Arrest van het Gerecht (Eerste kamer) van 16 december 2015 –
Air Canada/Commissie

(Zaak T‑9/11)

„Mededinging – Mededingingsregelingen – Europese luchtvrachtmarkt – Overeenkomsten en onderling afgestemde feitelijke gedragingen met betrekking tot meerdere prijsonderdelen voor luchtvrachtdiensten (instelling van brandstoftoeslagen en veiligheidstoeslagen, weigering van betaling van een commissie over de toeslagen) – Artikel 101 VWEU, artikel 53 van de EER-Overeenkomst en artikel 8 van de Overeenkomst tussen de Gemeenschap en Zwitserland inzake luchtvervoer – Motiveringsplicht”
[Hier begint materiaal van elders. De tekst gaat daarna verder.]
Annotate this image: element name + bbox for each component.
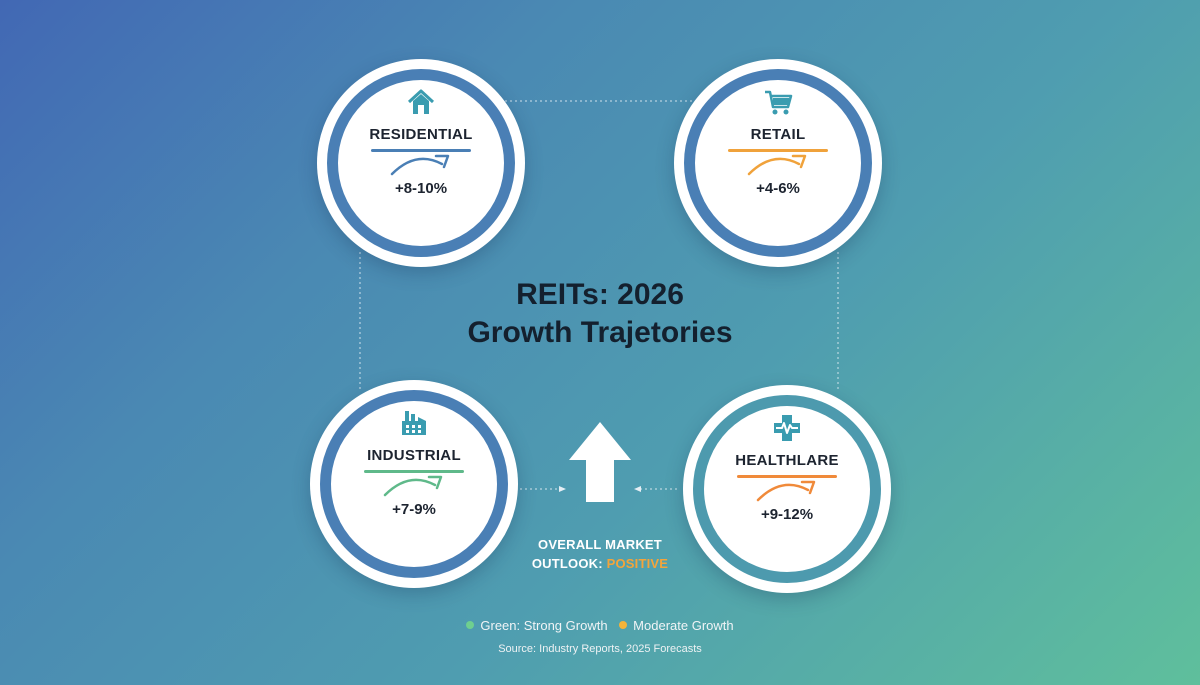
medical-cross-icon [774, 415, 800, 441]
sector-industrial: INDUSTRIAL +7-9% [310, 380, 518, 588]
sector-growth-value: +9-12% [760, 506, 814, 523]
sector-rule [371, 149, 471, 152]
legend-dot-orange [619, 621, 628, 629]
title-line-1: REITs: 2026 [516, 278, 684, 311]
title-line-2: Growth Trajetories [467, 316, 733, 349]
sector-retail: RETAIL +4-6% [674, 59, 882, 267]
factory-icon [402, 411, 426, 435]
sector-label: INDUSTRIAL [367, 447, 461, 464]
sector-label: HEALTHLARE [735, 452, 839, 469]
outlook-label: OUTLOOK: [531, 556, 603, 571]
legend-label-moderate: Moderate Growth [633, 618, 734, 633]
source-note: Source: Industry Reports, 2025 Forecasts [498, 643, 702, 655]
legend-dot-green [466, 621, 475, 629]
sector-healthcare: HEALTHLARE +9-12% [683, 385, 891, 593]
outlook-prefix: OVERALL MARKET [538, 537, 662, 552]
legend-label-strong: Green: Strong Growth [480, 618, 608, 633]
sector-rule [364, 470, 464, 473]
sector-growth-value: +4-6% [756, 180, 800, 197]
house-icon [407, 89, 435, 114]
shopping-cart-icon [765, 90, 793, 115]
sector-label: RETAIL [750, 126, 806, 143]
diagram-title: REITs: 2026 Growth Trajetories [400, 276, 800, 352]
trend-arrow-icon [390, 154, 450, 176]
market-outlook: OVERALL MARKET OUTLOOK: POSITIVE [470, 535, 730, 573]
trend-arrow-icon [756, 480, 816, 502]
trend-arrow-icon [383, 475, 443, 497]
sector-label: RESIDENTIAL [369, 126, 473, 143]
outlook-status: POSITIVE [606, 556, 669, 571]
sector-rule [728, 149, 828, 152]
legend-item-moderate: Moderate Growth [619, 618, 734, 633]
up-arrow-icon [569, 422, 631, 502]
sector-rule [737, 475, 837, 478]
sector-growth-value: +8-10% [394, 180, 448, 197]
legend-item-strong: Green: Strong Growth [466, 618, 611, 633]
legend: Green: Strong Growth Moderate Growth [0, 618, 1200, 633]
trend-arrow-icon [747, 154, 807, 176]
sector-growth-value: +7-9% [392, 501, 436, 518]
sector-residential: RESIDENTIAL +8-10% [317, 59, 525, 267]
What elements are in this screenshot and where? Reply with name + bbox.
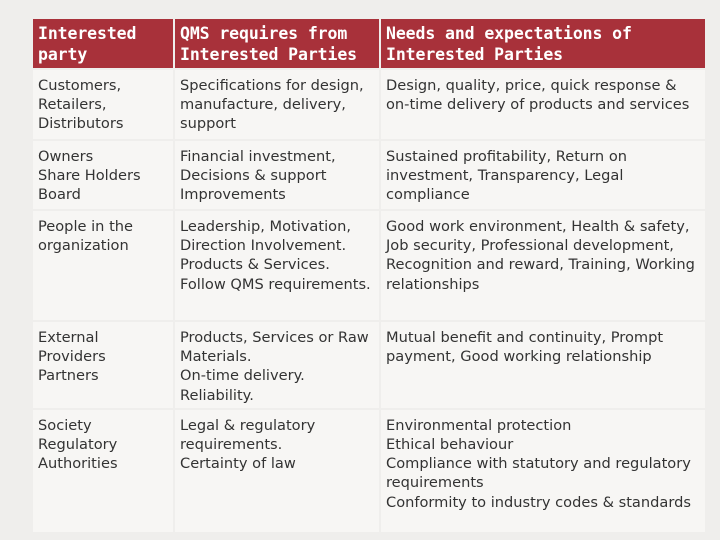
table-row: Society Regulatory Authorities Legal & r… <box>33 409 705 532</box>
cell-qms-requires: Specifications for design, manufacture, … <box>175 70 379 139</box>
cell-qms-requires: Legal & regulatory requirements. Certain… <box>175 409 379 532</box>
cell-needs: Design, quality, price, quick response &… <box>381 70 705 139</box>
cell-needs: Mutual benefit and continuity, Prompt pa… <box>381 322 705 408</box>
cell-qms-requires: Financial investment, Decisions & suppor… <box>175 141 379 209</box>
cell-party: People in the organization <box>33 211 173 320</box>
table-row: External Providers Partners Products, Se… <box>33 322 705 408</box>
table-row: People in the organization Leadership, M… <box>33 211 705 320</box>
cell-party: Society Regulatory Authorities <box>33 409 173 532</box>
cell-needs: Environmental protection Ethical behavio… <box>381 409 705 532</box>
interested-parties-table: Interested party QMS requires from Inter… <box>31 17 707 534</box>
table-row: Owners Share Holders Board Financial inv… <box>33 141 705 209</box>
cell-party: External Providers Partners <box>33 322 173 408</box>
table-row: Customers, Retailers, Distributors Speci… <box>33 70 705 139</box>
cell-qms-requires: Leadership, Motivation, Direction Involv… <box>175 211 379 320</box>
header-row: Interested party QMS requires from Inter… <box>33 19 705 68</box>
cell-qms-requires: Products, Services or Raw Materials. On-… <box>175 322 379 408</box>
cell-needs: Good work environment, Health & safety, … <box>381 211 705 320</box>
header-qms-requires: QMS requires from Interested Parties <box>175 19 379 68</box>
header-needs-expectations: Needs and expectations of Interested Par… <box>381 19 705 68</box>
header-interested-party: Interested party <box>33 19 173 68</box>
cell-party: Customers, Retailers, Distributors <box>33 70 173 139</box>
cell-party: Owners Share Holders Board <box>33 141 173 209</box>
cell-needs: Sustained profitability, Return on inves… <box>381 141 705 209</box>
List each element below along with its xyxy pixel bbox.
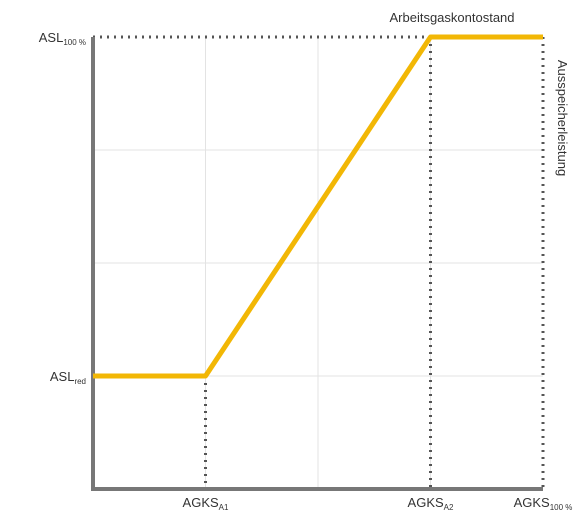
y-tick-label-main: ASL [50, 369, 75, 384]
x-tick-label-sub: 100 % [550, 503, 573, 512]
y-axis-label: Ausspeicherleistung [555, 60, 570, 176]
y-tick-label-sub: red [74, 377, 86, 386]
y-tick-label: ASLred [50, 369, 86, 386]
y-tick-label-main: ASL [39, 30, 64, 45]
y-tick-label: ASL100 % [39, 30, 86, 47]
y-tick-label-sub: 100 % [63, 38, 86, 47]
x-tick-label: AGKSA2 [408, 495, 454, 512]
x-tick-label-sub: A1 [219, 503, 229, 512]
x-tick-label-sub: A2 [444, 503, 454, 512]
data-line [93, 34, 543, 379]
x-tick-label-main: AGKS [408, 495, 444, 510]
x-axis-label: Arbeitsgaskontostand [389, 10, 514, 25]
x-tick-label-main: AGKS [514, 495, 550, 510]
x-tick-label-main: AGKS [183, 495, 219, 510]
x-tick-label: AGKSA1 [183, 495, 229, 512]
x-tick-label: AGKS100 % [514, 495, 573, 512]
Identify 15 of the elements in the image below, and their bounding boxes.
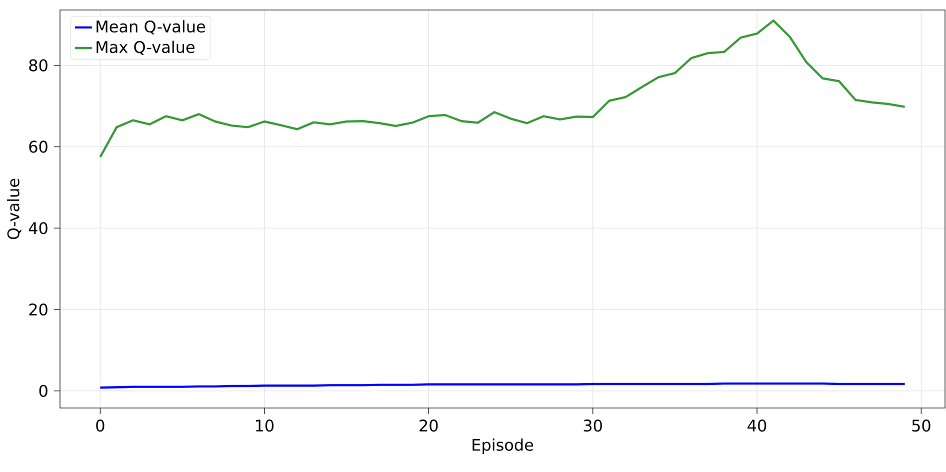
y-tick-label: 80: [29, 59, 48, 72]
y-axis-title: Q-value: [7, 178, 22, 240]
legend-label: Mean Q-value: [96, 20, 206, 34]
y-tick-label: 0: [39, 384, 48, 397]
x-tick-label: 0: [96, 420, 104, 432]
x-tick-label: 10: [256, 420, 274, 432]
y-tick-label: 60: [29, 140, 48, 153]
y-tick-label: 20: [29, 303, 48, 316]
x-axis-title: Episode: [472, 438, 534, 454]
legend-label: Max Q-value: [96, 40, 195, 55]
x-tick-label: 40: [748, 420, 766, 432]
x-tick-label: 50: [912, 420, 930, 432]
x-tick-label: 20: [420, 420, 438, 432]
y-tick-label: 40: [28, 222, 48, 234]
x-tick-label: 30: [584, 420, 602, 432]
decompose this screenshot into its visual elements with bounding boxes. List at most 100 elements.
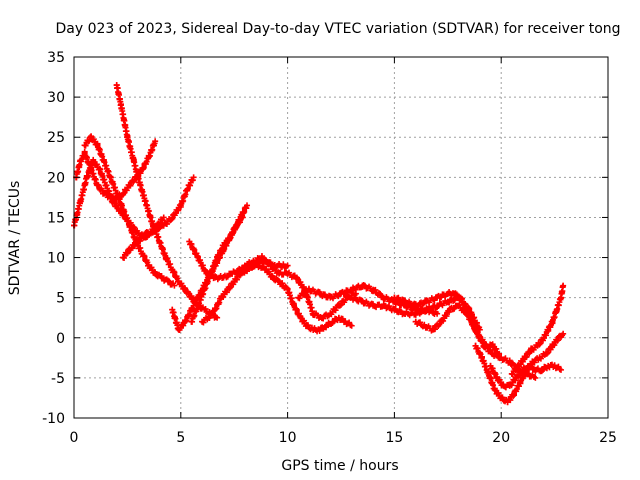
y-tick-label: 5	[56, 291, 65, 307]
data-point	[169, 266, 176, 273]
data-series-layer	[71, 82, 567, 406]
data-point	[560, 282, 567, 289]
data-point	[201, 286, 208, 293]
data-point	[256, 262, 263, 269]
data-point	[335, 302, 342, 309]
data-point	[359, 282, 366, 289]
data-point	[472, 342, 479, 349]
data-point	[162, 254, 169, 261]
data-point	[184, 186, 191, 193]
data-point	[412, 318, 419, 325]
data-point	[421, 322, 428, 329]
data-point	[169, 306, 176, 313]
data-point	[214, 254, 221, 261]
data-point	[160, 214, 167, 221]
data-point	[130, 158, 137, 165]
data-point	[293, 274, 300, 281]
y-tick-labels: -10 -5 0 5 10 15 20 25 30 35	[42, 50, 65, 427]
data-point	[493, 374, 500, 381]
data-point	[335, 314, 342, 321]
data-point	[229, 270, 236, 277]
data-point	[323, 322, 330, 329]
chart-title: Day 023 of 2023, Sidereal Day-to-day VTE…	[55, 21, 620, 37]
data-point	[451, 290, 458, 297]
data-point	[220, 274, 227, 281]
data-point	[175, 326, 182, 333]
data-point	[267, 262, 274, 269]
data-point	[491, 386, 498, 393]
data-point	[226, 234, 233, 241]
data-point	[412, 302, 419, 309]
data-point	[175, 278, 182, 285]
data-point	[211, 274, 218, 281]
data-point	[284, 270, 291, 277]
data-point	[485, 370, 492, 377]
data-point	[188, 306, 195, 313]
y-tick-label: 20	[47, 170, 65, 186]
y-tick-label: -10	[42, 411, 65, 427]
data-point	[199, 318, 206, 325]
data-point	[258, 254, 265, 261]
data-point	[218, 294, 225, 301]
data-point	[295, 294, 302, 301]
data-point	[244, 202, 251, 209]
data-point	[481, 342, 488, 349]
data-point	[182, 286, 189, 293]
data-point	[329, 318, 336, 325]
data-point	[113, 190, 120, 197]
data-point	[391, 306, 398, 313]
data-point	[498, 394, 505, 401]
data-point	[310, 326, 317, 333]
data-point	[342, 318, 349, 325]
data-point	[126, 246, 133, 253]
data-point	[359, 298, 366, 305]
data-point	[464, 310, 471, 317]
data-point	[284, 262, 291, 269]
data-point	[135, 238, 142, 245]
y-tick-label: 15	[47, 210, 65, 226]
data-point	[77, 158, 84, 165]
data-point	[525, 362, 532, 369]
data-point	[380, 302, 387, 309]
data-point	[152, 226, 159, 233]
data-point	[532, 366, 539, 373]
data-point	[194, 254, 201, 261]
data-point	[120, 254, 127, 261]
data-point	[143, 230, 150, 237]
data-point	[276, 270, 283, 277]
data-point	[506, 358, 513, 365]
data-point	[139, 166, 146, 173]
data-point	[276, 278, 283, 285]
data-point	[536, 354, 543, 361]
data-point	[171, 282, 178, 289]
data-point	[81, 150, 88, 157]
data-point	[553, 306, 560, 313]
data-point	[120, 206, 127, 213]
data-point	[558, 294, 565, 301]
data-point	[94, 182, 101, 189]
data-point	[487, 362, 494, 369]
data-point	[370, 286, 377, 293]
series-3	[81, 133, 178, 289]
data-point	[434, 310, 441, 317]
data-point	[239, 214, 246, 221]
data-point	[423, 306, 430, 313]
series-11	[276, 278, 355, 335]
data-point	[318, 314, 325, 321]
data-point	[297, 314, 304, 321]
data-point	[250, 258, 257, 265]
data-point	[233, 222, 240, 229]
data-point	[139, 250, 146, 257]
x-tick-label: 10	[279, 430, 297, 446]
data-point	[338, 290, 344, 297]
data-point	[508, 370, 515, 377]
y-tick-label: 30	[47, 90, 65, 106]
data-point	[402, 310, 409, 317]
data-point	[489, 342, 496, 349]
data-point	[457, 294, 464, 301]
data-point	[77, 198, 84, 205]
data-point	[224, 286, 231, 293]
data-point	[207, 270, 214, 277]
data-point	[160, 222, 167, 229]
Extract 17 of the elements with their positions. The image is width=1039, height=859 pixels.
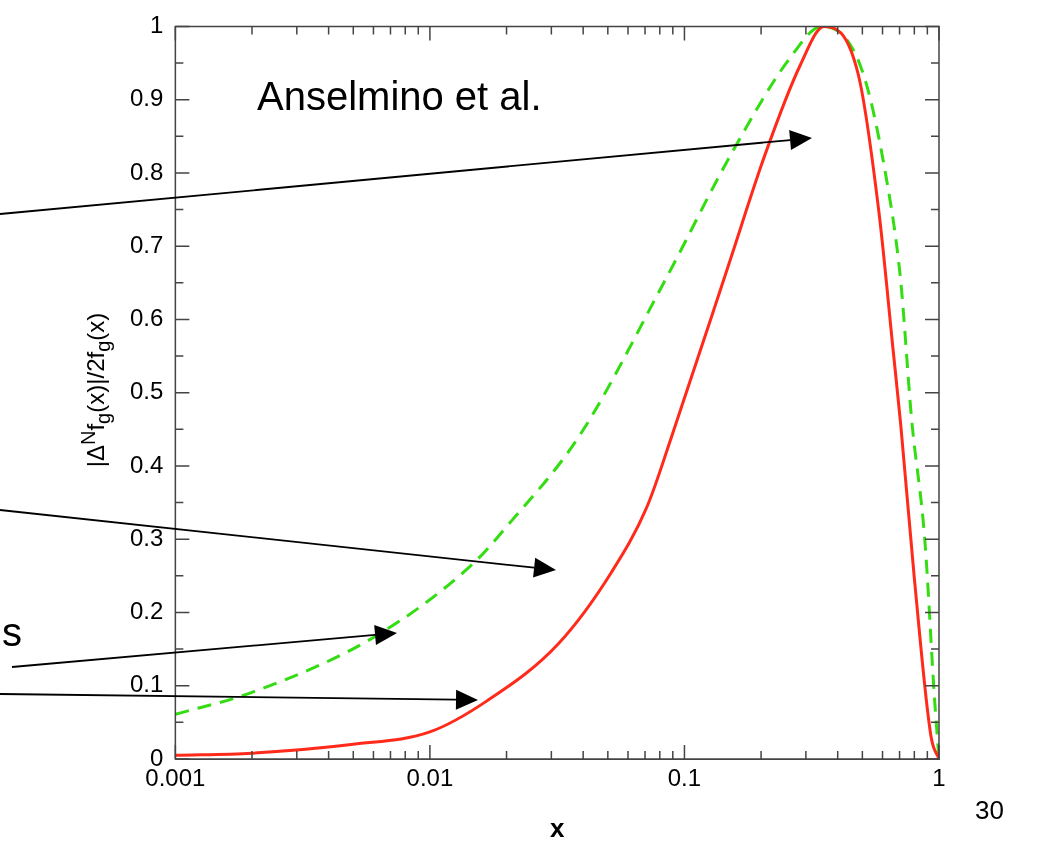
- y-tick-label: 0.2: [129, 597, 164, 625]
- y-tick-label: 0.8: [129, 157, 164, 185]
- x-tick-label: 0.1: [667, 764, 702, 792]
- y-tick-label: 0.5: [129, 377, 164, 405]
- annotation: Anselmino et al.: [257, 73, 542, 120]
- y-tick-label: 1: [150, 11, 164, 39]
- x-tick-label: 0.01: [406, 764, 454, 792]
- x-axis-title: x: [549, 812, 565, 843]
- text: s: [2, 609, 22, 656]
- y-tick-label: 0.1: [129, 670, 164, 698]
- y-tick-label: 0.4: [129, 450, 164, 478]
- text: 30: [975, 795, 1004, 827]
- y-tick-label: 0.6: [129, 304, 164, 332]
- x-tick-label: 1: [932, 764, 946, 792]
- y-tick-label: 0.3: [129, 523, 164, 551]
- y-tick-label: 0.7: [129, 230, 164, 258]
- y-tick-label: 0.9: [129, 84, 164, 112]
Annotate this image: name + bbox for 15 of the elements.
1.                     Handelingen van de instellingen – Motivering – Verplichting – Omvang – Besluit tot toepassing van de mededingingsregels – Besluit van de Commissie tot vaststelling van een inbreuk en oplegging van een geldboete – Vereisten die voortvloeien uit het beginsel van effectieve rechterlijke bescherming – Duidelijkheid en nauwkeurigheid van het dispositief van het besluit (Art. 101, lid 1, VWEU en 296 VWEU; EER-Overeenkomst, art. 53; overeenkomst EG-Zwitserland inzake luchtvervoer, art. 8; verordening nr. 1/2003 van de Raad, art. 2 en 23, lid 5) (cf. punten 31‑35)

2.                     Mededinging – Administratieve procedure – Besluit van de Commissie tot vaststelling van een inbreuk – Vaststelling van de bestrafte inbreuken – Vaststelling van de personen op wie het besluit betrekking heeft – Voorrang van het dispositief boven de motivering (Art. 101, lid 1, VWEU en 296 VWEU; EER-Overeenkomst, art. 53; overeenkomst EG-Zwitserland inzake luchtvervoer, art. 8; verordening nr. 1/2003 van de Raad, art. 2) (cf. punt 36)

3.                     Mededingingsregelingen – Verbod – Rechtstreekse werking – Recht van particulieren om vergoeding van de geleden schade te vorderen – Wijze van uitoefening – Inbreuken waarop een besluit van de Commissie betrekking heeft – Besluit bindend voor de nationale rechter – Draagwijdte – Belang van de duidelijkheid en de nauwkeurigheid van het dispositief van het besluit (Art. 101, lid 1, VWEU en 296 VWEU; EER-Overeenkomst, art. 53; overeenkomst EG-Zwitserland inzake luchtvervoer, art. 8; verordening nr. 1/2003 van de Raad, art. 2 en 16, lid 1) (cf. punten 37‑43)

4.                     Mededingingsregelingen – Overeenkomsten en onderling afgestemde feitelijke gedragingen, die één enkele inbreuk vormen – Ondernemingen waaraan de inbreuk bestaande in deelneming aan een algehele mededingingsregeling ten laste kan worden gelegd – Criteria – Eén enkel doel en totaalplan (Art. 101, lid 1, VWEU; EER-Overeenkomst, art. 53; overeenkomst EG-Zwitserland inzake luchtvervoer, art. 8; verordening nr. 1/2003 van de Raad, art. 2) (cf. punten 57, 62)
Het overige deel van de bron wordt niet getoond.